Long live the Emperor.
Mishima’s work and death has often been exoticized as something specifically Japanese. But stripping away the lens of seppuku reveals existential concerns that were already in circulation in Europe and the United States, too. Many thinkers were fussing with the contradictions of modern living and the problems with a rapidly globalizing, capitalist world. His sense that something was not right in Japan at the time and his existential fixation on the past is something I can begin to understand. I do believe that there is something not right with the way the world is right now.
Mishima’s political fantasies provide a way to discuss the wave of global fascism currently sweeping many countries, including the United States. The point is not whether Mishima was ever a card-carrying fascist (he was not), but rather that there was something in this iconography and worldview that resonated with him and that resonance led to an action. Looking through Mishima and his emphasis on the figure of the emperor as a lens, it’s clear that little of what we see in the alt-right is about Trump as a person or even as a political figure. It was never just about the political—it was very much always about the personal and what Trump gives people permission to feel, and what personal drives can be elevated to the national level under the guise of patriotism.

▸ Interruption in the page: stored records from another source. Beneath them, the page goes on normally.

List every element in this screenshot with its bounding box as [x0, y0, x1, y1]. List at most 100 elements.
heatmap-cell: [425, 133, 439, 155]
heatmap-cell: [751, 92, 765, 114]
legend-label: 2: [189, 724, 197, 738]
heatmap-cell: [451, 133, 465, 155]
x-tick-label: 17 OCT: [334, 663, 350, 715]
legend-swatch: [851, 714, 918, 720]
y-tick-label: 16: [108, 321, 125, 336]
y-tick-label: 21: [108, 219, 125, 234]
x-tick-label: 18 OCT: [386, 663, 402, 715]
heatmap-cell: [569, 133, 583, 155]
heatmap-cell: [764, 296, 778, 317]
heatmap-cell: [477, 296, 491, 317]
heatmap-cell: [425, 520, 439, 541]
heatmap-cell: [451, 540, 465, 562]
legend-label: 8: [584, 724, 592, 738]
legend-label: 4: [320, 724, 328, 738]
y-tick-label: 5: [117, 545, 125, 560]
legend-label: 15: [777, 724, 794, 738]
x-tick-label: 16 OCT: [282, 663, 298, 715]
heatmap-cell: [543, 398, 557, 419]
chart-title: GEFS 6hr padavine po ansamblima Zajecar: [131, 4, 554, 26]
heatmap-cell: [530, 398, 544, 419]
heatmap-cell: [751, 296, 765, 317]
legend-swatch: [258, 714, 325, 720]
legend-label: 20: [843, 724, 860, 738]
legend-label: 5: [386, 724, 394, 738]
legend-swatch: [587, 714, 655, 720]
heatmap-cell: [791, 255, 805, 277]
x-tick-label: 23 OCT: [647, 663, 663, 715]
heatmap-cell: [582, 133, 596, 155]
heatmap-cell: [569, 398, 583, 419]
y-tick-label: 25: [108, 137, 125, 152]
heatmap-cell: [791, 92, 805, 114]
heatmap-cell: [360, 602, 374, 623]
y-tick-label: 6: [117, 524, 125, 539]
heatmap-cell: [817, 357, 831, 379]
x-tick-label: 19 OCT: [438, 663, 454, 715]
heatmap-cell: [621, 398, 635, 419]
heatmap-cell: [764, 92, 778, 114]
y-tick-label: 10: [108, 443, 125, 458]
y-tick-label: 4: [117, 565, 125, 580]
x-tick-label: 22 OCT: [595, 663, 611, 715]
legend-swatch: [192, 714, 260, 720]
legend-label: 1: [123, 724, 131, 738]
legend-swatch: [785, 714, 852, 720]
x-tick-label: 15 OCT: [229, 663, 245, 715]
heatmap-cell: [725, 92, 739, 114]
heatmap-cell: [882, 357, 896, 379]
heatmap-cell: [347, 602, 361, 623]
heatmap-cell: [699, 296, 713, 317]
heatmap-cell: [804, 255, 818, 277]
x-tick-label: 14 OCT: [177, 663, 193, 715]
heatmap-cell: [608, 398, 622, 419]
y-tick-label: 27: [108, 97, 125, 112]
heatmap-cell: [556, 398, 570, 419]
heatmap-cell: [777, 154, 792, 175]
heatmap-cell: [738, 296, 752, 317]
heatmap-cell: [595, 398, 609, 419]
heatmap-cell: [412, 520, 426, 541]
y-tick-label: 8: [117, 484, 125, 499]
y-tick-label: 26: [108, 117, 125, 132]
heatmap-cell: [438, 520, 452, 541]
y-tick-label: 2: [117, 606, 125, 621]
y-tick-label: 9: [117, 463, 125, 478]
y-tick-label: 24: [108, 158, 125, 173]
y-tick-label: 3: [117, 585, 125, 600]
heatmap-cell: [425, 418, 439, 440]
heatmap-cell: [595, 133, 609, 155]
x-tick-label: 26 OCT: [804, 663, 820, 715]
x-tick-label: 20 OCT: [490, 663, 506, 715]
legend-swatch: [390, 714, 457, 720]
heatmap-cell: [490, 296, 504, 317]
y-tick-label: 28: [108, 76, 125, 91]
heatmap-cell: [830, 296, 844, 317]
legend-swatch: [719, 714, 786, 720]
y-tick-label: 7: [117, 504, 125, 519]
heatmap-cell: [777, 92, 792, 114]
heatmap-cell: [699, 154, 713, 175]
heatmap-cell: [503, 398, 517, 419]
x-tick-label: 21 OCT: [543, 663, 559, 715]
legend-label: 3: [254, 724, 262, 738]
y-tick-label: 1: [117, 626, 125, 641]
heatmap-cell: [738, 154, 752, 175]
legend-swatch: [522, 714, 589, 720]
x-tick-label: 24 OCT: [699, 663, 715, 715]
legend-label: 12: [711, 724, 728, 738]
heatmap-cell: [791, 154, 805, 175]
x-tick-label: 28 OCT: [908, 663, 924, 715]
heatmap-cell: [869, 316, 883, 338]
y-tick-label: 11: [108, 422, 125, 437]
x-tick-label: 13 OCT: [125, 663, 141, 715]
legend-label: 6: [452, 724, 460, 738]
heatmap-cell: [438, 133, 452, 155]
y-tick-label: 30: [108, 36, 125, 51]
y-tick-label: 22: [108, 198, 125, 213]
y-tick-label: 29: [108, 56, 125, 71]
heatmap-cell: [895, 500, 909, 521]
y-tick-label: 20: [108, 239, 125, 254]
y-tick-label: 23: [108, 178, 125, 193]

But the sense that ‘these things shouldn’t be happening now’ cuts both ways simultaneously. The sense of anachronism galvanizes both those who seek a new future through progressive reform and those who fear the world they see now and retreat into the mythologized past. So many of us feel that what is happening shouldn’t be happening now. What can those of us who naively felt caught off guard by the election, the rally, the continued corruption in the White House learn from these moments? We can realize that things are rarely as anachronistic as they seem. There were plenty of voices throughout the early days of Trump’s presidential campaign, particularly critics of color, who warned of the dangers of believing that the contemporary was somehow wholly cut off from the past. While Mishima’s death, like the Charlottesville Rally, seemed to be a disorienting return to the past these apparent sudden breakages in time reveal a crack that always lingered below the surface. Without learning from what appears as anachronism, we could easily fall prey to another trick of time: repetition. It is important to keep our eyes on the path that these minute cracks in time take, learning to anticipate how the past could impact our present and adjust our actions in the hope of working towards a world that looks different from where we came from and where we are now.